Among Louisiana’s most successful, times have been dramatically improving over the past decade. Among those who have been struggling, the struggle hasn’t gotten much easier. Perhaps explaining why Louisiana was ranked #10 in federal aid to state and local governments per capita in 2009, not counting military spending (U. S. Census Bureau, August, 2010.)
So, before forming an opinion about how “rich” or “poor” any particular community might be on first glance when driving through, here are figures for some Louisiana metro areas.
Among Top 100 U.S. metropolitan areas, ranked by per capita personal income, 2010**:
New Orleans $42,485 #46 out of 372 metro areas.
(New Orleans has the nation’s fastest per capita income growth since 2005.)
Lafayette $41,129 #64
(Compare: Houston, $44,001, #36, Dallas, $41,282, #62. #1 is Bridgeport, Connecticut, $71,768, with San Francisco #2, Washington, D.C. #3, Pittsburgh #44, Durham – Chapel Hill #72.)
Among the Top 200 U.S. metro areas, ranked by per capita personal income:
Baton Rouge $37,254 #135
Shreveport- $36,871 #144
Alexandria $36,007 #166
Lake Charles $34,708 #199
(Compare: Birmingham #103, Huntsville #105, Little Rock #108, Memphis #127, Killeen – Ft.
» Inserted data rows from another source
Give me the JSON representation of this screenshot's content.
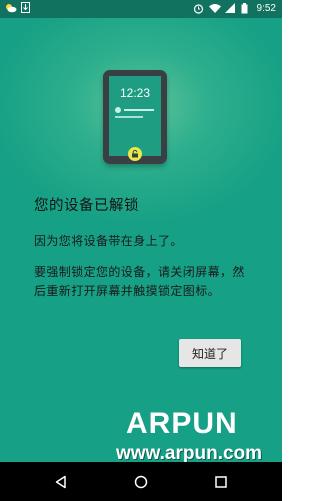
{
  "status_bar": {
    "time": "9:52",
    "icons_left": [
      "weather-icon",
      "download-icon"
    ],
    "icons_right": [
      "alarm-icon",
      "wifi-icon",
      "signal-icon",
      "battery-icon"
    ]
  },
  "illustration": {
    "phone_time": "12:23"
  },
  "dialog": {
    "title": "您的设备已解锁",
    "message_1": "因为您将设备带在身上了。",
    "message_2": "要强制锁定您的设备，请关闭屏幕，然后重新打开屏幕并触摸锁定图标。",
    "ok_label": "知道了"
  },
  "watermark": {
    "brand": "ARPUN",
    "url": "www.arpun.com"
  },
  "nav_bar": {
    "buttons": [
      "back",
      "home",
      "recents"
    ]
  },
  "colors": {
    "background": "#16a085",
    "status_bar": "#10725f",
    "button": "#e6e6e6",
    "badge": "#e7e94a"
  }
}
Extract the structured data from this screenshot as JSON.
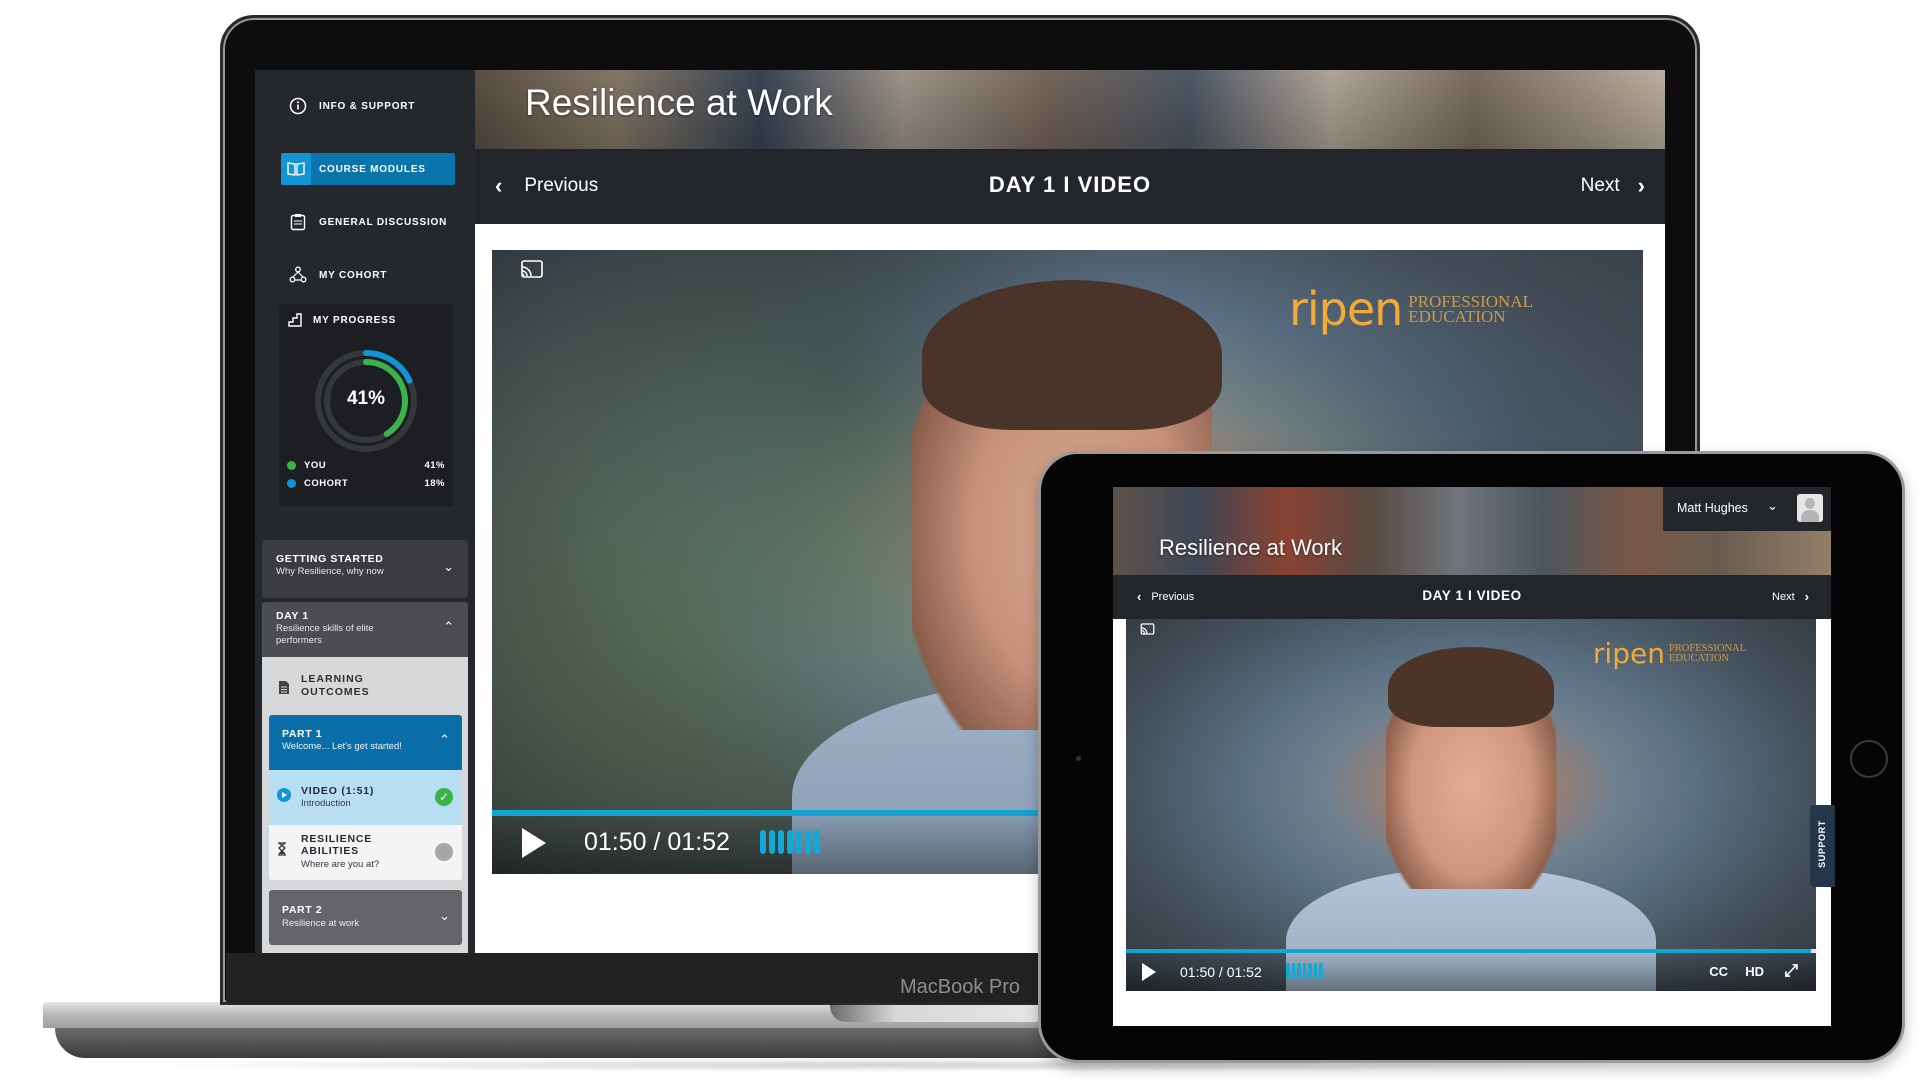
{
  "laptop": {
    "device_label": "MacBook Pro",
    "sidebar": {
      "nav_items": [
        {
          "label": "INFO & SUPPORT",
          "icon": "info-icon",
          "active": false
        },
        {
          "label": "COURSE MODULES",
          "icon": "book-icon",
          "active": true
        },
        {
          "label": "GENERAL DISCUSSION",
          "icon": "discussion-icon",
          "active": false
        },
        {
          "label": "MY COHORT",
          "icon": "cohort-icon",
          "active": false
        }
      ],
      "progress": {
        "title": "MY PROGRESS",
        "icon": "stairs-icon",
        "center_label": "41%",
        "you": {
          "label": "YOU",
          "value": "41%",
          "fraction": 0.41,
          "color": "#3cb34a"
        },
        "cohort": {
          "label": "COHORT",
          "value": "18%",
          "fraction": 0.18,
          "color": "#1394d3"
        }
      },
      "modules": [
        {
          "title": "GETTING STARTED",
          "subtitle": "Why Resilience, why now",
          "expanded": false
        },
        {
          "title": "DAY 1",
          "subtitle": "Resilience skills of elite performers",
          "expanded": true,
          "items": {
            "learning_outcomes": "LEARNING OUTCOMES",
            "part1": {
              "title": "PART 1",
              "subtitle": "Welcome... Let's get started!",
              "expanded": true,
              "lessons": [
                {
                  "title": "VIDEO (1:51)",
                  "subtitle": "Introduction",
                  "status": "complete"
                },
                {
                  "title": "RESILIENCE ABILITIES",
                  "subtitle": "Where are you at?",
                  "status": "pending"
                }
              ]
            },
            "part2": {
              "title": "PART 2",
              "subtitle": "Resilience at work",
              "expanded": false
            }
          }
        }
      ]
    },
    "header": {
      "course_title": "Resilience at Work",
      "prev_label": "Previous",
      "next_label": "Next",
      "page_title": "DAY 1 I VIDEO"
    },
    "video": {
      "brand": "ripen",
      "brand_line1": "PROFESSIONAL",
      "brand_line2": "EDUCATION",
      "timecode": "01:50 / 01:52",
      "progress_fraction": 0.98
    }
  },
  "tablet": {
    "course_title": "Resilience at Work",
    "user_name": "Matt Hughes",
    "prev_label": "Previous",
    "next_label": "Next",
    "page_title": "DAY 1 I VIDEO",
    "video": {
      "brand": "ripen",
      "brand_line1": "PROFESSIONAL",
      "brand_line2": "EDUCATION",
      "timecode": "01:50 / 01:52",
      "progress_fraction": 0.99,
      "cc_label": "CC",
      "hd_label": "HD"
    },
    "support_label": "SUPPORT"
  },
  "colors": {
    "accent": "#0a74ad",
    "player_blue": "#11a5d2",
    "brand_orange": "#f2a935",
    "sidebar_bg": "#24272b",
    "complete_green": "#3cb34a"
  }
}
Hood, Texas #131, Tampa #140, Louisville #141, Jackson, Mississippi #157, Phoenix #163, Gulfport-Biloxi #186.)
Among the Top 300 U.S. metro areas, ranked by per capita personal income:
Monroe $33,942 #220
(Compare: Greenville, S.C. #221)
The Lesson – Don’t Judge an area’s River of Income by the view from only one Side of the Stream
Before judging which communities are “rich” or “poor,” consider whether one’s view takes in only those at one end of the success ladder or the other. Or whether one has seen, or even can see, the entire breadth of the river of personal income flowing through a metropolitan area.
Of course, if the absolute number of “mansions” is too low, don’t look for any Tiffany stores. But do look at what’s behind the façade of “shacks” – you might be surprised by the possible Tiffany purchases resting inside the whole community.
* “Personal income is the income received by all persons from all sources. Personal income is the sum of net earnings by place of residence, property income, and personal current transfer receipts.” (U.S. Department of Commerce, Bureau of Economic Analysis.)